Purbaya Klaim Pengangguran dan Kemiskinan Turun Berkat Kebijakan Fiskal
Menteri Keuangan Purbaya Yudhi Sadewa mengeklaim kebijakan fiskal pemerintah turut mendorong penurunan tingkat pengangguran dan kemiskinan pada 2025. Dia mengatakan, tingkat pengangguran terbuka pada Agustus 2025 turun menjadi 4,85%, dari 4,91% pada periode yang sama tahun sebelumnya.
Hal itu disampaikan Purbaya dalam Rapat Paripurna DPR ke-3 Masa Persidangan I Tahun Sidang 2026-2027, dengan agenda pembicaraan Tingkat II/Pengambilan Keputusan terhadap RUU tentang Pertanggungjawaban atas Pelaksanaan APBN Tahun Anggaran 2025, yang digelar Kamis (24/8).
“Terjaganya resiliensi perekonomian Indonesia didukung oleh kebijakan fiskal yang efektif, telah mendorong perbaikan kesejahteraan masyarakat,” kata Purbaya.
Ia menuturkan, selain pengangguran, tingkat kemiskinan juga mengalami penurunan. Purbaya menyampaikan tingkat kemiskinan pada September 2025 mencapai 8,25%, turun dari 8,57% pada September 2024.
Bendahara negara itu berpandangan, penurunan kedua indikator tersebut terjadi ketika Indonesia menghadapi berbagai tantangan ekonomi global. Fragmentasi perdagangan dan eskalasi tensi geopolitik meningkatkan risiko terhadap stabilitas ekonomi, pasar keuangan, investasi, hingga rantai pasok global.
Di tengah kondisi tersebut, kata Purbaya, ekonomi Indonesia pada 2025 tetap tumbuh 5,11%. Inflasi tercatat sebesar 2,92%, sementara defisit anggaran berada di level 2,81% terhadap produk domestik bruto (PDB).
Purbaya menilai, capaian itu menunjukkan resiliensi perekonomian Indonesia yang turut ditopang kebijakan fiskal pemerintah.

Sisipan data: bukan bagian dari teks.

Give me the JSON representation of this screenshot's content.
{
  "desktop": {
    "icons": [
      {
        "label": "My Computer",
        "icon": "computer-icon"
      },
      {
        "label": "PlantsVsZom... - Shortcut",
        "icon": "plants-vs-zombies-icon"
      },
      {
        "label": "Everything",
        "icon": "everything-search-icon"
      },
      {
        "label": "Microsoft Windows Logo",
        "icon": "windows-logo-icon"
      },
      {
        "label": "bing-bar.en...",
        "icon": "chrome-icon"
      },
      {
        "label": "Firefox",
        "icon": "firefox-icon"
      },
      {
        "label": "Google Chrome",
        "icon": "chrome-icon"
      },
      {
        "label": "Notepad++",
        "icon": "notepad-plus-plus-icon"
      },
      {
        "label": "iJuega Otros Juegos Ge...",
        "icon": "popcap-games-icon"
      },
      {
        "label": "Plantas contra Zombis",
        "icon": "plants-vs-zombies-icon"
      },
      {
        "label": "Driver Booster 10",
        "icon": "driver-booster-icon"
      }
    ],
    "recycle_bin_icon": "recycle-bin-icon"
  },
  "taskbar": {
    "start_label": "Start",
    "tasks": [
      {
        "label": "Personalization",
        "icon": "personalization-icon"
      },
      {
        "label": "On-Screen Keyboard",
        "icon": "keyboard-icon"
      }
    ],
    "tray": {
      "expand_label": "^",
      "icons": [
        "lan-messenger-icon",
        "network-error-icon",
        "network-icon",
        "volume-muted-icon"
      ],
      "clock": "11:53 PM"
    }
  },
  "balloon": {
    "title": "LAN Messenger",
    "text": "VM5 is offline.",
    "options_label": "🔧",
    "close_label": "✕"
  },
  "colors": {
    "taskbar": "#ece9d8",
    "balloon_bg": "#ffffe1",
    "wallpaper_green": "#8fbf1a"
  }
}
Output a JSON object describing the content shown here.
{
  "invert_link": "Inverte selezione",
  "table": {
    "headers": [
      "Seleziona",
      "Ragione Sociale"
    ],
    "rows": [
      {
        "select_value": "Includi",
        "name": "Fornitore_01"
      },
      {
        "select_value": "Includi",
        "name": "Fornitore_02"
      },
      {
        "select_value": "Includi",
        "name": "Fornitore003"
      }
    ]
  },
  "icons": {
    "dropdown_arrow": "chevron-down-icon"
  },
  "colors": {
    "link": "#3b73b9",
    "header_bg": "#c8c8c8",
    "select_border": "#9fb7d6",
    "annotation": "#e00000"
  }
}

Dia menyebut pemerintah akan terus menjaga APBN tetap sehat dan kredibel agar dapat digunakan secara adaptif dan responsif dalam menghadapi berbagai guncangan ekonomi.
“APBN akan terus dijaga tetap sehat dan kredibel sehingga menjadi instrumen fiskal yang adaptif, responsif, dan efektif dalam menstimulasi perekonomian dan mewujudkan kesejahteraan rakyat,” ujar Purbaya.